Solution to Exercise 6

When \(\rho < 0\) and \(\lambda_2 \gg \lambda_1\):

Factor \(y\) (fast-reverting, large \(\lambda_2\)) primarily affects the short end of the yield curve.
Factor \(x\) (slow-reverting, small \(\lambda_1\)) primarily affects the long end.
\(\rho < 0\) means positive shocks to \(W_1\) (driving \(x\) up) tend to coincide with negative shocks to \(W_2\) (driving \(y\) down), and vice versa.

When \(y\) receives a positive shock (short-end yields rise), \(x\) tends to receive a negative shock (long-end yields fall). This creates a twist movement: the short and long ends of the yield curve move in opposite directions.

With \(\rho < 0\), the model more easily generates:

Yield curve inversions: short rates rise while long rates fall
Steepening/flattening: differential movements across the curve
Butterfly movements: middle of the curve moves differently from the wings

With \(\rho > 0\), both factors tend to move together, so yield curve movements are more parallel-like. The curve shapes that \(\rho > 0\) produces most naturally are parallel shifts and level changes where all rates move in the same direction. The decorrelation benefit of the second factor is reduced when \(\rho > 0\).

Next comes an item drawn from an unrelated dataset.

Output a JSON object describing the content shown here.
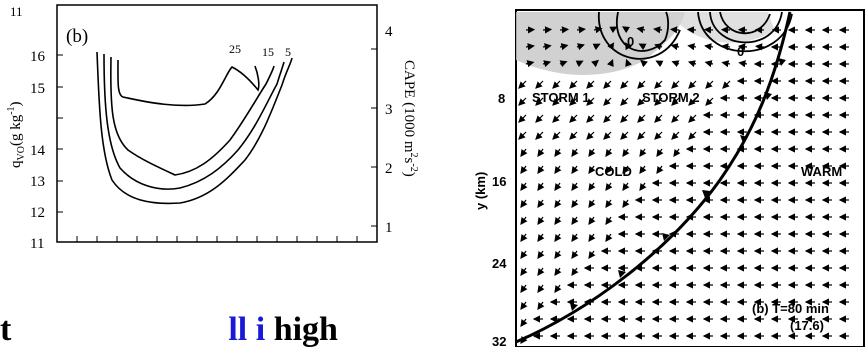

Exercise 7. When \(\lambda_1 = \lambda_2\), the two factors have the same mean-reversion speed. Show that the model reduces to an effective one-factor model with volatility \(\sigma_{\text{eff}} = \sqrt{\sigma_1^2 + \sigma_2^2 + 2\rho\sigma_1\sigma_2}\). Why does the second factor add no new information in this case?

Solution to Exercise 7

When \(\lambda_1 = \lambda_2 = \lambda\), define \(z(t) = x(t) + y(t)\). Then:

\[ dz(t) = dx(t) + dy(t) = -\lambda x(t)\,dt + \sigma_1\,dW_1(t) - \lambda y(t)\,dt + \sigma_2\,dW_2(t) \]

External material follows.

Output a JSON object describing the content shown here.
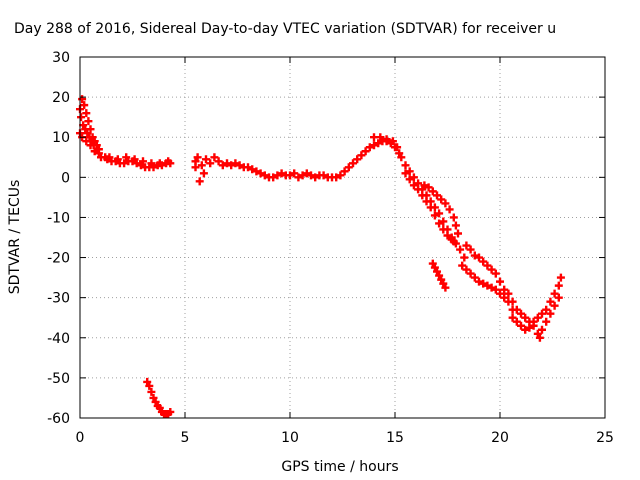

\[ = -\lambda(x(t) + y(t))\,dt + \sigma_1\,dW_1(t) + \sigma_2\,dW_2(t) = -\lambda z(t)\,dt + \sigma_1\,dW_1(t) + \sigma_2\,dW_2(t) \]

The process \(\sigma_1 W_1(t) + \sigma_2 W_2(t)\) is a Gaussian process with variance:

\[ \text{Var}(\sigma_1 W_1(t) + \sigma_2 W_2(t)) = \sigma_1^2 t + \sigma_2^2 t + 2\rho\sigma_1\sigma_2 t = (\sigma_1^2 + \sigma_2^2 + 2\rho\sigma_1\sigma_2)t \]

By Levy's characterization, \(\tilde{W}(t) = (\sigma_1 W_1(t) + \sigma_2 W_2(t))/\sigma_{\text{eff}}\) is a standard Brownian motion, where \(\sigma_{\text{eff}} = \sqrt{\sigma_1^2 + \sigma_2^2 + 2\rho\sigma_1\sigma_2}\). Therefore:

\[ dz(t) = -\lambda z(t)\,dt + \sigma_{\text{eff}}\,d\tilde{W}(t) \]

This is a single OU process. Since \(r(t) = z(t) + \varphi(t)\), the model is effectively one-factor.

The second factor adds no new information because when \(\lambda_1 = \lambda_2\), the factor loadings in the bond price formula satisfy \(B_x(\tau) = B_y(\tau)\) for all \(\tau\). Therefore \(P(t, T) = \exp(A + B(\tau)(x + y)) = \exp(A + B(\tau)z)\), which depends on a single state variable \(z = x + y\). All bond prices are functions of one variable, exactly as in the one-factor model. For the second factor to add genuinely new information, the two mean-reversion speeds must be distinct (\(\lambda_1 \neq \lambda_2\)), giving different decay profiles for the two factor loadings.